I met an astonishing number of people with direct experience of the nuclear state, from the ex-local councillor involved in installing a secure basement beneath Camden Town Hall, to the Royal Mail worker quietly indoctrinated into the truth of the off-limits passageways beneath their depot. If this was World War I or II there would be BBC documentaries and modules on the school curriculum. But the nuclear war that shaped our country isn’t just unique by virtue of its imaginary status; it remains intensely classified. Government papers enter the National Archives after 20 years, but the Lord Chancellor can retain anything connected to atomic defence indefinitely. There is an element of almost religious taboo - mankind’s possession of its own means of annihilation inspires no small amount of transgressive awe. But within the few files that have been released, a sense of something more bathetic can be felt: a part of all this imposed silence is embarrassment. Those responsible for preparing for a nuclear war were best placed to see the hopelessness. In a hint at the source of their information, Spies for Peace said that the recent simulation exercise had “convinced at least one occupant of one RSG that the deterrent is quite futile”. We couldn’t keep up with our own powers of destruction: new hydrogen bombs rendered many defences inadequate before they were completed. Senior officials debating the details of the “warbook”, the precise procedure for transition to war, recorded feelings of despair and disbelief. Sir Michael Cary, Under Secretary of State for Defence in the 1970s, asked whether he was really expected to perform “this nightmarish gavotte” on “the brink of Armageddon”.
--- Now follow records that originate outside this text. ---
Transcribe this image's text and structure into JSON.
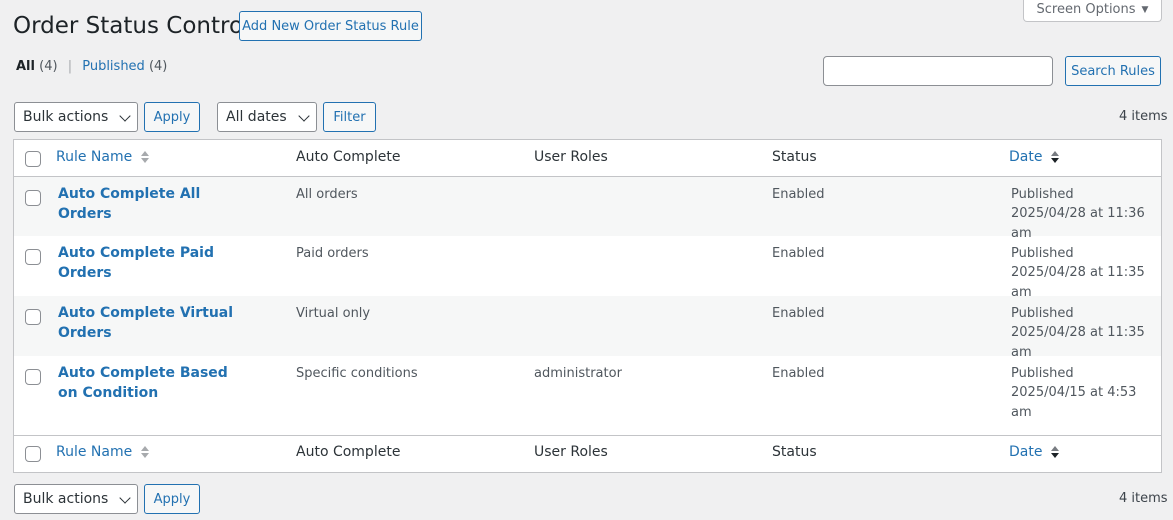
{
  "header": {
    "title": "Order Status Control",
    "add_new": "Add New Order Status Rule",
    "screen_options": "Screen Options"
  },
  "views": {
    "all_label": "All",
    "all_count": "(4)",
    "separator": "|",
    "published_label": "Published",
    "published_count": "(4)"
  },
  "search": {
    "button": "Search Rules",
    "value": ""
  },
  "tablenav_top": {
    "bulk_actions": "Bulk actions",
    "apply": "Apply",
    "dates": "All dates",
    "filter": "Filter",
    "items": "4 items"
  },
  "tablenav_bottom": {
    "bulk_actions": "Bulk actions",
    "apply": "Apply",
    "items": "4 items"
  },
  "columns": {
    "rule_name": "Rule Name",
    "auto_complete": "Auto Complete",
    "user_roles": "User Roles",
    "status": "Status",
    "date": "Date"
  },
  "rows": [
    {
      "name": "Auto Complete All Orders",
      "auto_complete": "All orders",
      "user_roles": "",
      "status": "Enabled",
      "date_status": "Published",
      "date": "2025/04/28 at 11:36 am"
    },
    {
      "name": "Auto Complete Paid Orders",
      "auto_complete": "Paid orders",
      "user_roles": "",
      "status": "Enabled",
      "date_status": "Published",
      "date": "2025/04/28 at 11:35 am"
    },
    {
      "name": "Auto Complete Virtual Orders",
      "auto_complete": "Virtual only",
      "user_roles": "",
      "status": "Enabled",
      "date_status": "Published",
      "date": "2025/04/28 at 11:35 am"
    },
    {
      "name": "Auto Complete Based on Condition",
      "auto_complete": "Specific conditions",
      "user_roles": "administrator",
      "status": "Enabled",
      "date_status": "Published",
      "date": "2025/04/15 at 4:53 am"
    }
  ],
  "colors": {
    "link": "#2271b1",
    "background": "#f0f0f1",
    "border": "#c3c4c7"
  }
}
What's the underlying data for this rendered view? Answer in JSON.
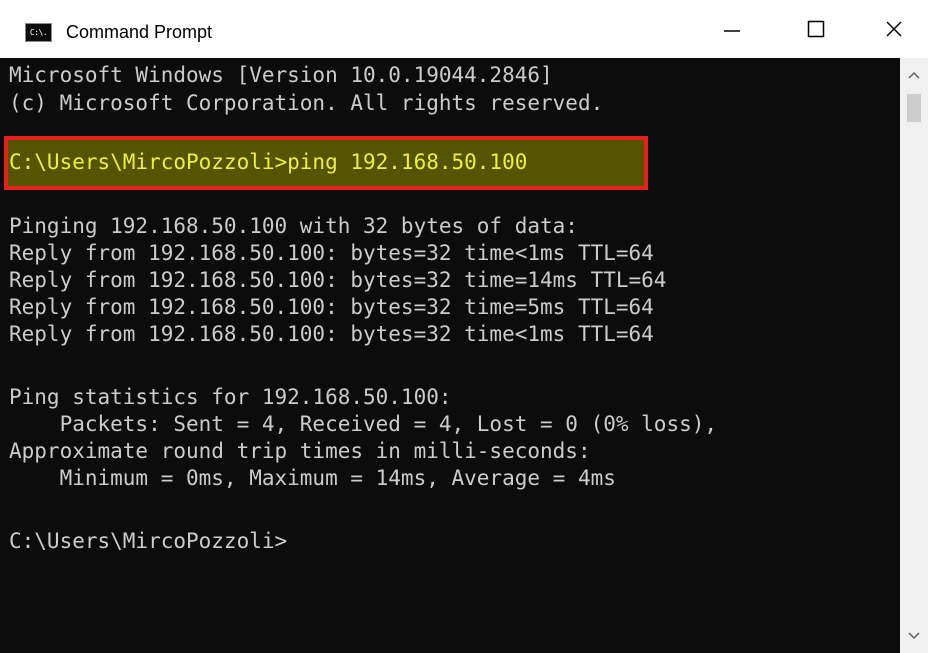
{
  "window": {
    "title": "Command Prompt",
    "icon_text": "C:\\."
  },
  "terminal": {
    "lines": [
      "Microsoft Windows [Version 10.0.19044.2846]",
      "(c) Microsoft Corporation. All rights reserved.",
      "",
      "C:\\Users\\MircoPozzoli>ping 192.168.50.100",
      "",
      "Pinging 192.168.50.100 with 32 bytes of data:",
      "Reply from 192.168.50.100: bytes=32 time<1ms TTL=64",
      "Reply from 192.168.50.100: bytes=32 time=14ms TTL=64",
      "Reply from 192.168.50.100: bytes=32 time=5ms TTL=64",
      "Reply from 192.168.50.100: bytes=32 time<1ms TTL=64",
      "",
      "Ping statistics for 192.168.50.100:",
      "    Packets: Sent = 4, Received = 4, Lost = 0 (0% loss),",
      "Approximate round trip times in milli-seconds:",
      "    Minimum = 0ms, Maximum = 14ms, Average = 4ms",
      "",
      "C:\\Users\\MircoPozzoli>"
    ]
  },
  "colors": {
    "terminal_bg": "#0c0c0c",
    "terminal_text": "#cccccc",
    "highlight_border": "#e8201e",
    "highlight_fill": "#555500",
    "highlight_text": "#eeee44"
  },
  "icons": {
    "minimize": "minimize-icon",
    "maximize": "maximize-icon",
    "close": "close-icon",
    "scroll_up": "chevron-up-icon",
    "scroll_down": "chevron-down-icon"
  }
}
We remember what we want to remember. Queues stretch up the Mall from Churchill’s wartime bunker. Less than two miles away, Kingsway is mothballed while the government seeks a private company with £5m to spare to take this awkward real estate off its hands. A war that never happens can’t be judged, but sometimes it needs to be recalled. In August last year both NATO and Russia resumed transition to war exercises. This year our government is committed to renewing Trident (four submarines, 40 nuclear warheads per sub). A party leader who states categorically that he would not launch a nuclear strike is dismissed as unfit for the role of Prime Minister. Naïve, we mutter, rushing past sealed hatches and rusting vents, the madness safely buried beneath our feet.